Americans Prefer Eating at Home

PORT WASHINGTON, N.Y. --With nearly 80 percent of all suppers consumed in America taking place at home, The NPD Group, Inc., market research firm, describes how Americans are looking for ways to make meal preparation easier. The groups 16th annual edition of its Report on Eating Patterns in America found that although the number of suppers prepared by females has declined slightly from 78 percent in 1995 to 76 percent in 2000, the job of cooking still falls mainly on the shoulders of women. Therefore, according to Harry Balzer, vice-president of NPD and the author of Eating Patterns in America, "Mom is looking for an easier way to prepare meals and has found three key ways to do just that." Although Americans are interested in making mealtime easier, they are not taking meals out from restaurants.
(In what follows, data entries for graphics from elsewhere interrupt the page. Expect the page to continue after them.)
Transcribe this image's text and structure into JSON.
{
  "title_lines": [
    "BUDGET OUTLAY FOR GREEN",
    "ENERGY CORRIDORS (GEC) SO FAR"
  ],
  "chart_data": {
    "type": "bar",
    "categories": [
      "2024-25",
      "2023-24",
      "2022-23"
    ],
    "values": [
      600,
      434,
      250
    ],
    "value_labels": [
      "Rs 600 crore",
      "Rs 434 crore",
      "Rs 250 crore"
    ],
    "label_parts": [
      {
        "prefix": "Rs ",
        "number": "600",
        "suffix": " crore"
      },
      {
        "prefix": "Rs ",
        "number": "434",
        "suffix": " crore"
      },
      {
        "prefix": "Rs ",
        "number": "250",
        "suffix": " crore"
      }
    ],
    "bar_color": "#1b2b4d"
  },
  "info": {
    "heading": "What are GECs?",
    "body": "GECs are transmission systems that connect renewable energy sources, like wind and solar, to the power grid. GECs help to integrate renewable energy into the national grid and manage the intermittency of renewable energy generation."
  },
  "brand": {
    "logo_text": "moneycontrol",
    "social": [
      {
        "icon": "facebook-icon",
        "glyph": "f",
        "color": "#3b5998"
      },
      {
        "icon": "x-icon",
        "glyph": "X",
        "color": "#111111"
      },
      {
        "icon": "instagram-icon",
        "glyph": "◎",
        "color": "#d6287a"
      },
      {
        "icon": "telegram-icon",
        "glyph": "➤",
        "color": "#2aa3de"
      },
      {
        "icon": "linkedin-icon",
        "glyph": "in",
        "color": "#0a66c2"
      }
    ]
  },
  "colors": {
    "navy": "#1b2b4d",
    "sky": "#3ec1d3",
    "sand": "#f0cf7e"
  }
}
For the first time in 12 years, the number of meals purchased at a restaurant by the average American to be eaten at home dropped from 141 in 1999 to 138 in 2000. This decrease is directly related to the number of new, ready-to-cook and ready-to-eat products offered at convenience stores and supermarket. The report also found that the easiest way to make every meal less work is to cut back on the number of dishes served. Last year, the average supper consisted of 3.6 dishes, the lowest number in the 16 years of the report and eight percent smaller than 10 years ago. The side dish is the one being dropped. In 1990, 65 percent of suppers had at least one side dish, but last year that number was only 56 percent. The side dishes most often eliminated are vegetables, potatoes, salads and bread. The second way American cooks are making easier meals is by spending less time assembling the main dish. Although there is still a main dish at supper, it is more likely to be a frozen product. The percent of suppers served with a frozen main course reached an all-time high in 2000 of 11.5 percent, up 22 percent from just five years ago.